The interests of these two classes is opposed. The entire social life of the world is shaped by these facts.
The capitalist class is anxious to stay in control and keep the privileges that come from having that power. To make that control secure, it seeks to gain or keep control of all social institutions. It wants the government to write and administer its laws. It wants the schools to teach respect and obedience to the privileged few. It wants the press, television and film to shape our thoughts and feelings to serve its interests. And where it cannot get rid of the organizations that labor has built, it wants to control them too.
Capitalists are threatened with the loss of their control by two outstanding facts:
- Modern industrial development has made their activities unnecessary;
- The working class is able, once it so desires, to take control of industry and thus establish a much more efficient and satisfactory society.

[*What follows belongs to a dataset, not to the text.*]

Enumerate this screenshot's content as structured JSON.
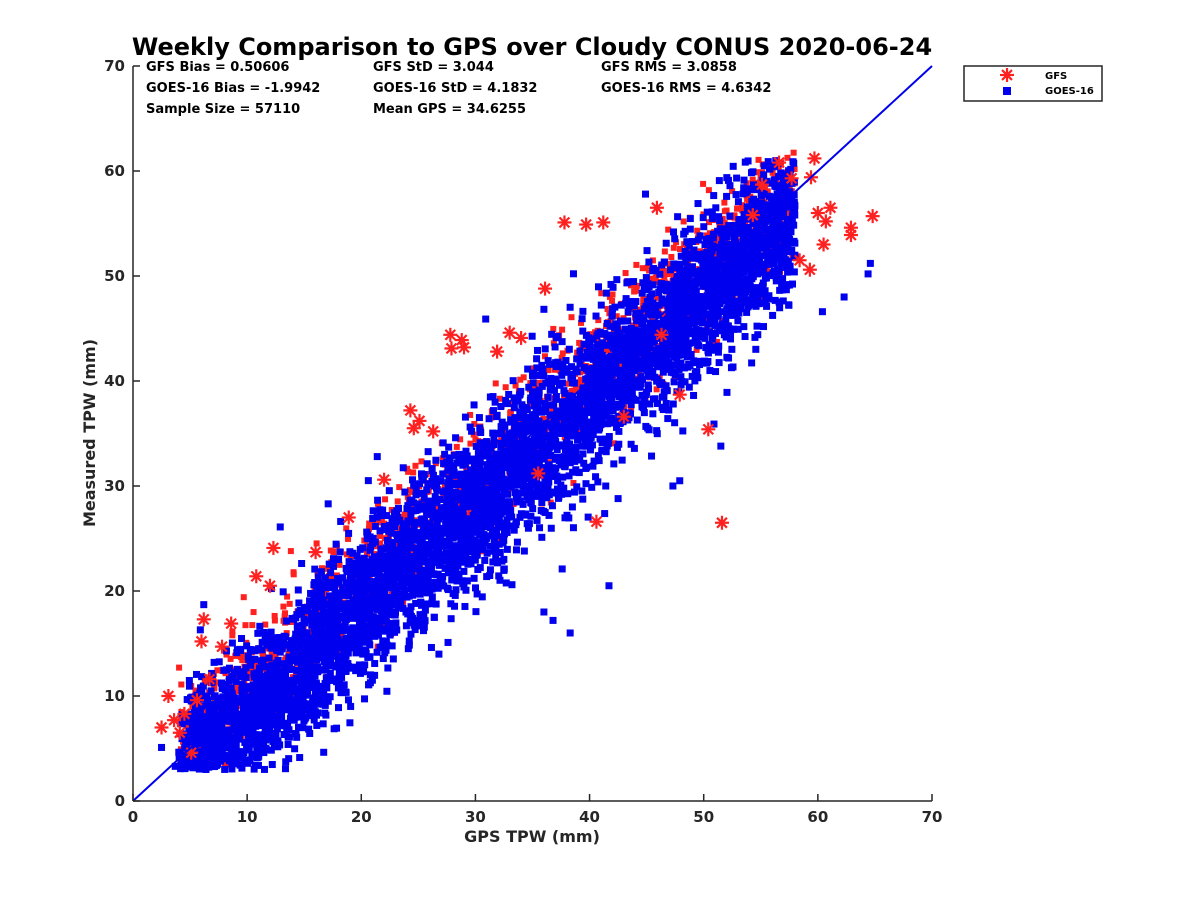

The original function of the capitalist was to provide funds and management. Today management is the job of a specially trained section of the class of managers, and funds are amply provided out of the various reserves taken from profits. The system of corporate administration that the capitalists have built up has made them unnecessary.

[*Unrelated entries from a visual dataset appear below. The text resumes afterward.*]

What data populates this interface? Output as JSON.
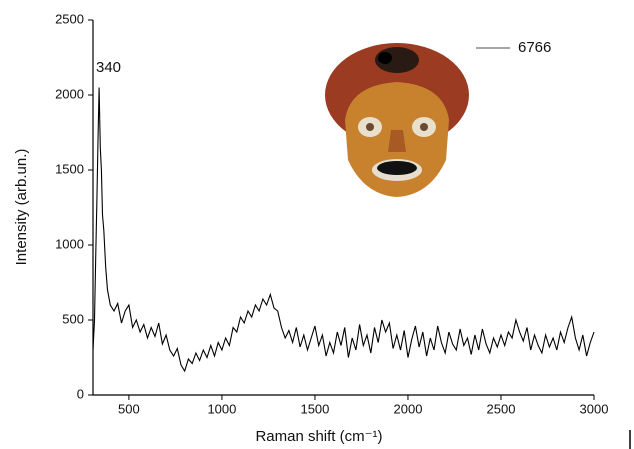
{
  "chart_data": {
    "type": "line",
    "x_label": "Raman shift (cm⁻¹)",
    "y_label": "Intensity (arb.un.)",
    "annotation": "340",
    "xlim": [
      307,
      3000
    ],
    "ylim": [
      0,
      2500
    ],
    "xticks": [
      500,
      1000,
      1500,
      2000,
      2500,
      3000
    ],
    "yticks": [
      0,
      500,
      1000,
      1500,
      2000,
      2500
    ],
    "legend": "upper right",
    "x": [
      307,
      315,
      322,
      328,
      334,
      340,
      346,
      352,
      358,
      365,
      375,
      385,
      400,
      420,
      440,
      460,
      480,
      500,
      520,
      540,
      560,
      580,
      600,
      620,
      640,
      660,
      680,
      700,
      720,
      740,
      760,
      780,
      800,
      820,
      840,
      860,
      880,
      900,
      920,
      940,
      960,
      980,
      1000,
      1020,
      1040,
      1060,
      1080,
      1100,
      1120,
      1140,
      1160,
      1180,
      1200,
      1220,
      1240,
      1260,
      1280,
      1300,
      1320,
      1340,
      1360,
      1380,
      1400,
      1420,
      1440,
      1460,
      1480,
      1500,
      1520,
      1540,
      1560,
      1580,
      1600,
      1620,
      1640,
      1660,
      1680,
      1700,
      1720,
      1740,
      1760,
      1780,
      1800,
      1820,
      1840,
      1860,
      1880,
      1900,
      1920,
      1940,
      1960,
      1980,
      2000,
      2020,
      2040,
      2060,
      2080,
      2100,
      2120,
      2140,
      2160,
      2180,
      2200,
      2220,
      2240,
      2260,
      2280,
      2300,
      2320,
      2340,
      2360,
      2380,
      2400,
      2420,
      2440,
      2460,
      2480,
      2500,
      2520,
      2540,
      2560,
      2580,
      2600,
      2620,
      2640,
      2660,
      2680,
      2700,
      2720,
      2740,
      2760,
      2780,
      2800,
      2820,
      2840,
      2860,
      2880,
      2900,
      2920,
      2940,
      2960,
      2980,
      3000
    ],
    "series": [
      {
        "name": "6766",
        "color": "#000000",
        "legend_color": "#888888",
        "values": [
          300,
          500,
          950,
          1300,
          1700,
          2050,
          1650,
          1500,
          1200,
          1100,
          850,
          700,
          600,
          560,
          610,
          480,
          560,
          600,
          450,
          500,
          420,
          470,
          380,
          450,
          390,
          480,
          340,
          400,
          300,
          260,
          310,
          200,
          160,
          240,
          210,
          280,
          230,
          300,
          250,
          330,
          260,
          350,
          300,
          380,
          330,
          450,
          420,
          520,
          480,
          560,
          520,
          600,
          560,
          640,
          600,
          670,
          580,
          560,
          450,
          380,
          430,
          350,
          450,
          320,
          400,
          300,
          380,
          460,
          330,
          400,
          260,
          350,
          280,
          420,
          330,
          450,
          250,
          380,
          300,
          470,
          330,
          400,
          280,
          450,
          350,
          500,
          420,
          480,
          310,
          400,
          300,
          430,
          250,
          370,
          460,
          320,
          420,
          260,
          380,
          300,
          460,
          350,
          280,
          420,
          340,
          300,
          440,
          330,
          380,
          270,
          400,
          300,
          440,
          340,
          280,
          380,
          320,
          400,
          330,
          420,
          380,
          500,
          420,
          360,
          450,
          300,
          400,
          330,
          280,
          400,
          320,
          380,
          300,
          420,
          350,
          450,
          520,
          380,
          300,
          400,
          260,
          350,
          420
        ]
      }
    ]
  }
}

The capitalist class to power in society as the result of long struggles against kings and feudal land owners. Kings and feudal land owners ran the world based on a agricultural social system where the ownership of land was the basis of power.
With the help of the common people who did the fighting, capitalists won the fight against feudalism because new inventions, procedures, and discoveries had made feudalism outdated. The parliamentary bodies that had been created to raise funds for the feudal order had also established a more efficient system of government, and had made kings and lords as obsolete as capitalists are today.
Historic voyages and discoveries, improvements in navigation, and the new factory system had all made the ownership of warehouses, ships and equipment more important than the ownership of land. The basis of society had shifted from the farm to the factory, and the control of society had shifted to those who control industry.